Thursday, October 31, 2013

Goals of a Recently Calm Runner

There are 3 days until the marathon I've been waiting almost 2 years to run. To get to this starting line, I have participated in 9 races, run hundreds of miles, and spent more than $500 on membership fees and races. I'm ready.  

Yet, up until this week, I hadn't given the marathon a ton of thought. I was a stressed little thing! While running under normal circumstances is a stress-reliever for me, running 35+ miles per week is not. I realized this year that training for a marathon does, in fact, add stress to my life. I always tried to convince myself it was good for me, no matter how high the mileage. However, I was also crazy busy at work - planning off-site meetings in 3 different cities that I had to travel to while also trying to balance my day-to-day work. The combination of training and work made me feel stressed, unhappy and overwhelmed. 

I was mentally exhausted.

So when taper time came a week and a half ago, I welcomed it with wide open arms.
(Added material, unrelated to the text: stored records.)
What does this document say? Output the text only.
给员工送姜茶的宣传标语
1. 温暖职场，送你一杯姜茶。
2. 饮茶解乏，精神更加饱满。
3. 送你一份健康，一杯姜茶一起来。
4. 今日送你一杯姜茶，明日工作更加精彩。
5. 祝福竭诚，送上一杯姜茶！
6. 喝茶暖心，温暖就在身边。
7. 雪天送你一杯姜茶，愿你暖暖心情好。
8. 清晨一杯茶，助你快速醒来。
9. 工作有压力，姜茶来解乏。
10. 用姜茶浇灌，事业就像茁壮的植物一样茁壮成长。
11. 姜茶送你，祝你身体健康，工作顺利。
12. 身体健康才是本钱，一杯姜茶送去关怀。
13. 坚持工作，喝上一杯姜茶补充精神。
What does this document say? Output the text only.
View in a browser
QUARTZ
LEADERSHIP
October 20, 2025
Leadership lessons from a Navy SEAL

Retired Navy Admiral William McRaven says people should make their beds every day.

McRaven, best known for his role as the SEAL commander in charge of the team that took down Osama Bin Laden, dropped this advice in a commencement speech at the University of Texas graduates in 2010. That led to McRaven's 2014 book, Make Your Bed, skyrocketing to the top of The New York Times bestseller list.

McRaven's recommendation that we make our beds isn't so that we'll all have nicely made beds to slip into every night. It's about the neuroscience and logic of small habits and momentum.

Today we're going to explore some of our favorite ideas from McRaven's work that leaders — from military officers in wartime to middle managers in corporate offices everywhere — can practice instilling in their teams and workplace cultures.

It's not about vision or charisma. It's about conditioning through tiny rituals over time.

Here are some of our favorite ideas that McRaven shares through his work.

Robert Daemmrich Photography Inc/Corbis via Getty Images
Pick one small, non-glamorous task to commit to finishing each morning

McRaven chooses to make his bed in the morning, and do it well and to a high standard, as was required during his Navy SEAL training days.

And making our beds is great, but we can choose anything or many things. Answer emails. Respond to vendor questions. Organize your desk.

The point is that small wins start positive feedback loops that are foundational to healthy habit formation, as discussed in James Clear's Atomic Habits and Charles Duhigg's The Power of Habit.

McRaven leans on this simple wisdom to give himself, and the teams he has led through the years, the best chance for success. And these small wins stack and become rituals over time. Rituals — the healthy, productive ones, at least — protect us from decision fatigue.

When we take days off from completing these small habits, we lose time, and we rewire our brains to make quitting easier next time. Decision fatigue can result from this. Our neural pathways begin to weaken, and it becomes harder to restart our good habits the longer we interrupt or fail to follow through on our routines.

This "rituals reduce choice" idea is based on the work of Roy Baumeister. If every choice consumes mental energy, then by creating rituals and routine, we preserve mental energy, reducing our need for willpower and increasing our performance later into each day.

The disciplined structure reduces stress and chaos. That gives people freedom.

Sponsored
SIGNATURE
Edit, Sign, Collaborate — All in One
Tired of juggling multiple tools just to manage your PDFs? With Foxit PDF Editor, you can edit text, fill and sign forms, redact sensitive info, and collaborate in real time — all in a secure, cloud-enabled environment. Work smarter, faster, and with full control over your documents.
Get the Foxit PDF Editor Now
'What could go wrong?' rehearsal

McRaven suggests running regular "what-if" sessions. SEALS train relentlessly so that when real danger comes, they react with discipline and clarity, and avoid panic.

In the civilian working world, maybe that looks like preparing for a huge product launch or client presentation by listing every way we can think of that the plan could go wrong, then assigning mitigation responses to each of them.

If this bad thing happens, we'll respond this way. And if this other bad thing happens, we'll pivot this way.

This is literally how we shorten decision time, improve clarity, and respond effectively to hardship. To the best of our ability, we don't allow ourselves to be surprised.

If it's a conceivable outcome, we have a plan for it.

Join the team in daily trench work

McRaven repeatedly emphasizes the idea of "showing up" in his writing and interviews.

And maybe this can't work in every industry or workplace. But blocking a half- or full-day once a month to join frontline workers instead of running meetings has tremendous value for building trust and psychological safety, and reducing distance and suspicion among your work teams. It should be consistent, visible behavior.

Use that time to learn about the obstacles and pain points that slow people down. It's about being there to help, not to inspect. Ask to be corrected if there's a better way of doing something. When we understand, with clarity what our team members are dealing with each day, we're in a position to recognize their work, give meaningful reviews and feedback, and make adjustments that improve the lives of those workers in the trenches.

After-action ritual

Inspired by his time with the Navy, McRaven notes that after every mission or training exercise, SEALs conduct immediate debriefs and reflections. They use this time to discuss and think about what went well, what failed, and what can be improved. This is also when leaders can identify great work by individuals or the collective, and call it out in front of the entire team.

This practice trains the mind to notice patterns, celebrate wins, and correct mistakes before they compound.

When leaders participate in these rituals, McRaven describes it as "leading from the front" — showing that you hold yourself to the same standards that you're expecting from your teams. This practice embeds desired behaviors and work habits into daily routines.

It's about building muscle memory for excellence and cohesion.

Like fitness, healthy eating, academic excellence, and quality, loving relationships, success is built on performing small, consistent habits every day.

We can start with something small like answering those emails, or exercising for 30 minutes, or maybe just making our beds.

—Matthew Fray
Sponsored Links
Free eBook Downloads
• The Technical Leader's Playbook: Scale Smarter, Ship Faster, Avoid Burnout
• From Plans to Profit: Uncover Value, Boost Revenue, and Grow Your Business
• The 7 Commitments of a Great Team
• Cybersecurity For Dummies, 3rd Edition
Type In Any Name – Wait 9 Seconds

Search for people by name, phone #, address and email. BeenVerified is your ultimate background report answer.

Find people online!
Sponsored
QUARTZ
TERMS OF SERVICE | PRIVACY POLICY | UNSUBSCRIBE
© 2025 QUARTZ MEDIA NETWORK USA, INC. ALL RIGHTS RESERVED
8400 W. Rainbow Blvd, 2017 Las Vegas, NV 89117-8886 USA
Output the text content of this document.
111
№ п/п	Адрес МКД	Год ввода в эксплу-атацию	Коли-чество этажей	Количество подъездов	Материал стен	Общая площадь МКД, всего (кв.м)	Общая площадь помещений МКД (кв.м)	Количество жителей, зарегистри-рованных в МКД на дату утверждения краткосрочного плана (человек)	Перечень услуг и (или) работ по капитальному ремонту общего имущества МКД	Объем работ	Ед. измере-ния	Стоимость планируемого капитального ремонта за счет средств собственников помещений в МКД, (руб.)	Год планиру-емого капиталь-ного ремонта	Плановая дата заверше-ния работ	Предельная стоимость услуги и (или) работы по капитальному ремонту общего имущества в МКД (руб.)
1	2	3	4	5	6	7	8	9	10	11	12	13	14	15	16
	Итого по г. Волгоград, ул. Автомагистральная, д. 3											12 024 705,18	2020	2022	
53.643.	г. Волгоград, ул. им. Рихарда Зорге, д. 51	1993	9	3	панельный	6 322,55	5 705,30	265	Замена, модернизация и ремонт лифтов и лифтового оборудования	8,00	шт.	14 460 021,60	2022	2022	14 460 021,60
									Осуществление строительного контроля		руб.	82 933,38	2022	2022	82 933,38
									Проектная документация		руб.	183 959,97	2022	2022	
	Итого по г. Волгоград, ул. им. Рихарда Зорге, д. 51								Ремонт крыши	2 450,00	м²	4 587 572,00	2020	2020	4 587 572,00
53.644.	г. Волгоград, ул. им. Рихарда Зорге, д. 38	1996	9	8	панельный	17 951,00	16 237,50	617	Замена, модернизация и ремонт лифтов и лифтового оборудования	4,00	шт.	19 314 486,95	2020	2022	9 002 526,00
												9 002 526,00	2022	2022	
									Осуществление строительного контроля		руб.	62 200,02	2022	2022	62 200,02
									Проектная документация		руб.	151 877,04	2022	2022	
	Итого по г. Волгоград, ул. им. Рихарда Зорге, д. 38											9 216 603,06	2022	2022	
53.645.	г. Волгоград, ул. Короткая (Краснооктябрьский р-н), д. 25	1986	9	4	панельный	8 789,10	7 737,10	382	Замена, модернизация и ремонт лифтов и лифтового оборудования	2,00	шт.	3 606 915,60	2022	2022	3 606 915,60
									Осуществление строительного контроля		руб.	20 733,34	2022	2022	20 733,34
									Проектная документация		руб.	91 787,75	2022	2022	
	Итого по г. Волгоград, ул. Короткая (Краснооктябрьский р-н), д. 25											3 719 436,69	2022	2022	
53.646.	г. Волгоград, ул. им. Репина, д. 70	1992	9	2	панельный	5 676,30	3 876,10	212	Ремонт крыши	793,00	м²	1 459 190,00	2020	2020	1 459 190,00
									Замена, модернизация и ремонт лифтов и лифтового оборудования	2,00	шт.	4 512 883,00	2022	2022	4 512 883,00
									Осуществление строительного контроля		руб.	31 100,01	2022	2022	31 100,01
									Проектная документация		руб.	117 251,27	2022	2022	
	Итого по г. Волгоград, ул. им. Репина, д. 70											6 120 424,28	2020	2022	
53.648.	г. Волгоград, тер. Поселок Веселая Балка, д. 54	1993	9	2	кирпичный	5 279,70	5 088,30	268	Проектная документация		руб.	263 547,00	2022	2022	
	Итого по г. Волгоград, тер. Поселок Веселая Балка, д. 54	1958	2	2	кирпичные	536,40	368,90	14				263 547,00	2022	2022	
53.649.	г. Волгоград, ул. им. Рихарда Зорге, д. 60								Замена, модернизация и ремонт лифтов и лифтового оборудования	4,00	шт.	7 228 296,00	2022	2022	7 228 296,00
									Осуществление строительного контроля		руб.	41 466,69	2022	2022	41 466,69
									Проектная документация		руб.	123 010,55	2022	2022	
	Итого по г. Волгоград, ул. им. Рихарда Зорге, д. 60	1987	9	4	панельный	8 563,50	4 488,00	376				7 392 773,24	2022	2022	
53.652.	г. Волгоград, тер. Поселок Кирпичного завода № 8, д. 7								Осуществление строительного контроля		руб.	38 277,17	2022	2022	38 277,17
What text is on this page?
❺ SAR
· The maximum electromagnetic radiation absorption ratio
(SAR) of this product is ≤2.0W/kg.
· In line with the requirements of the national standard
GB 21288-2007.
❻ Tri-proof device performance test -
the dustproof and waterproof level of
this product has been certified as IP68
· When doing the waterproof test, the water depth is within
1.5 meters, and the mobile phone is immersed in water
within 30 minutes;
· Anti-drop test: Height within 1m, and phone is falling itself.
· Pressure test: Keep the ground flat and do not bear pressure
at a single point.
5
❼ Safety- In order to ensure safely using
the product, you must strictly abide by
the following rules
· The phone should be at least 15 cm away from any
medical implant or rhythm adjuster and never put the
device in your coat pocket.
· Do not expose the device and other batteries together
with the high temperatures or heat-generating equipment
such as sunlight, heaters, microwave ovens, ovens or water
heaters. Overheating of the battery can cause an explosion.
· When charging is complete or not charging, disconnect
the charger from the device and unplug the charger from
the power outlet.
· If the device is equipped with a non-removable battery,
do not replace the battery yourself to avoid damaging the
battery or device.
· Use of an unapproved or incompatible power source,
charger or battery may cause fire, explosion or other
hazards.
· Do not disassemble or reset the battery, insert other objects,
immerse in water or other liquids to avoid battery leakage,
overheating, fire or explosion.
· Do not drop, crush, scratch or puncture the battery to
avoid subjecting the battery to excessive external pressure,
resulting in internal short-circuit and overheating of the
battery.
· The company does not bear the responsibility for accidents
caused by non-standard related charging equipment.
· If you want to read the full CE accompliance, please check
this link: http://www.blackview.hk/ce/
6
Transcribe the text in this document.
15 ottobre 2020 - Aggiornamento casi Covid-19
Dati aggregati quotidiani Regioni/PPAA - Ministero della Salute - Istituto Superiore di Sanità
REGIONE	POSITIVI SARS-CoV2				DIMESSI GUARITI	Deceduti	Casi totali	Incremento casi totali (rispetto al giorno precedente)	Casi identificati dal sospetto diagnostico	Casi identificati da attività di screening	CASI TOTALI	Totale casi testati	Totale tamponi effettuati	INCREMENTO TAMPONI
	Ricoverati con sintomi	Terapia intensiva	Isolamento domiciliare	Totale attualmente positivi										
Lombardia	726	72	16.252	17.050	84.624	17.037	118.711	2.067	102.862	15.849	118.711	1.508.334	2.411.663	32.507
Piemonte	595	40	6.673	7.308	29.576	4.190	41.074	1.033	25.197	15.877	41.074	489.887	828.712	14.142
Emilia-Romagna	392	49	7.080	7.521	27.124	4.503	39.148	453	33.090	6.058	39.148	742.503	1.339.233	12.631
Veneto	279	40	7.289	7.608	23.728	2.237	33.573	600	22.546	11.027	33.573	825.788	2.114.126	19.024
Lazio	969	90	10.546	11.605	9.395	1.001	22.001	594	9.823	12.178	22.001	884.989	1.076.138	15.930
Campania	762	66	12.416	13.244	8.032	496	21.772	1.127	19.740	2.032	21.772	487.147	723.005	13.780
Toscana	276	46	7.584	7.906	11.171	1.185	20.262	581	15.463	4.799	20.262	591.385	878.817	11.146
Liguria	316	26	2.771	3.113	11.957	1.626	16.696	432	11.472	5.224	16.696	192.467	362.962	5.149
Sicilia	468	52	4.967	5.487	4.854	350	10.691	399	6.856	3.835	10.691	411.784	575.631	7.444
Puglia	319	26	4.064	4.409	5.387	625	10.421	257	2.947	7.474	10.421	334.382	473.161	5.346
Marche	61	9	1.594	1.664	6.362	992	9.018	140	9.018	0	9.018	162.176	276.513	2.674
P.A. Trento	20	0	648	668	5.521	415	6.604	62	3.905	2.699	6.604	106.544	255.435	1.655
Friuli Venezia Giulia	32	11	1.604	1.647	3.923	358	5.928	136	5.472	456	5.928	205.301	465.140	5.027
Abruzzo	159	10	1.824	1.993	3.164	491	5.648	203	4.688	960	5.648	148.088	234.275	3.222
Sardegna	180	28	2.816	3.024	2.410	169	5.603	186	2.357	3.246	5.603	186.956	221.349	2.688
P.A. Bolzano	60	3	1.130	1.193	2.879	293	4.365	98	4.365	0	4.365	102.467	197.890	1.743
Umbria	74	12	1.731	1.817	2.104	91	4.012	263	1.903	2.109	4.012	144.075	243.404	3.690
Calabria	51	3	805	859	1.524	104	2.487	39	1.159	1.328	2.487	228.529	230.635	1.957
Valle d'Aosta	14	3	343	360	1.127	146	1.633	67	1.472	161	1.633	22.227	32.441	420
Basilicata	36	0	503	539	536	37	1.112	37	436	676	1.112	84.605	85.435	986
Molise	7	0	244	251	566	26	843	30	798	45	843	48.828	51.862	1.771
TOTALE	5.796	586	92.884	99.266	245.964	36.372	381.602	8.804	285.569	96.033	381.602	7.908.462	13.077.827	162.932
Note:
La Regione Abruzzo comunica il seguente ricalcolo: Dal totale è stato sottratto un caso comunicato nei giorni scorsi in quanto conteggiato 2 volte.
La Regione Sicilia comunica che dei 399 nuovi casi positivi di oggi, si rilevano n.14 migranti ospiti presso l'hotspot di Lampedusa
I was ready to buy taper a round of heavily alcoholic drinks.

I'm just not one of those runners who freaks out during taper. While there is always an element of doubt about whether I trained enough, I look forward to weeks with long runs totaling "only" 12 miles. I see taper as a way to regain my confidence. I ran my last two "long" runs at a much faster pace than my previous long runs. My lack of exhaustion at the end of each of them gave me a sense of pride. 

I've even had the time and energy to fit in two yoga sessions in two weeks. On my first day back to yoga after months of running and mental exhaustion from work, I could hear my body and soul say to me "this is what you needed."

So now that I'm starting to regain my calm, and all of my work meetings are over, it's time to evaluate what I want from this marathon. After two years in the making, I've decided I only have two goals for this race - a peaceful one, and a competitive one.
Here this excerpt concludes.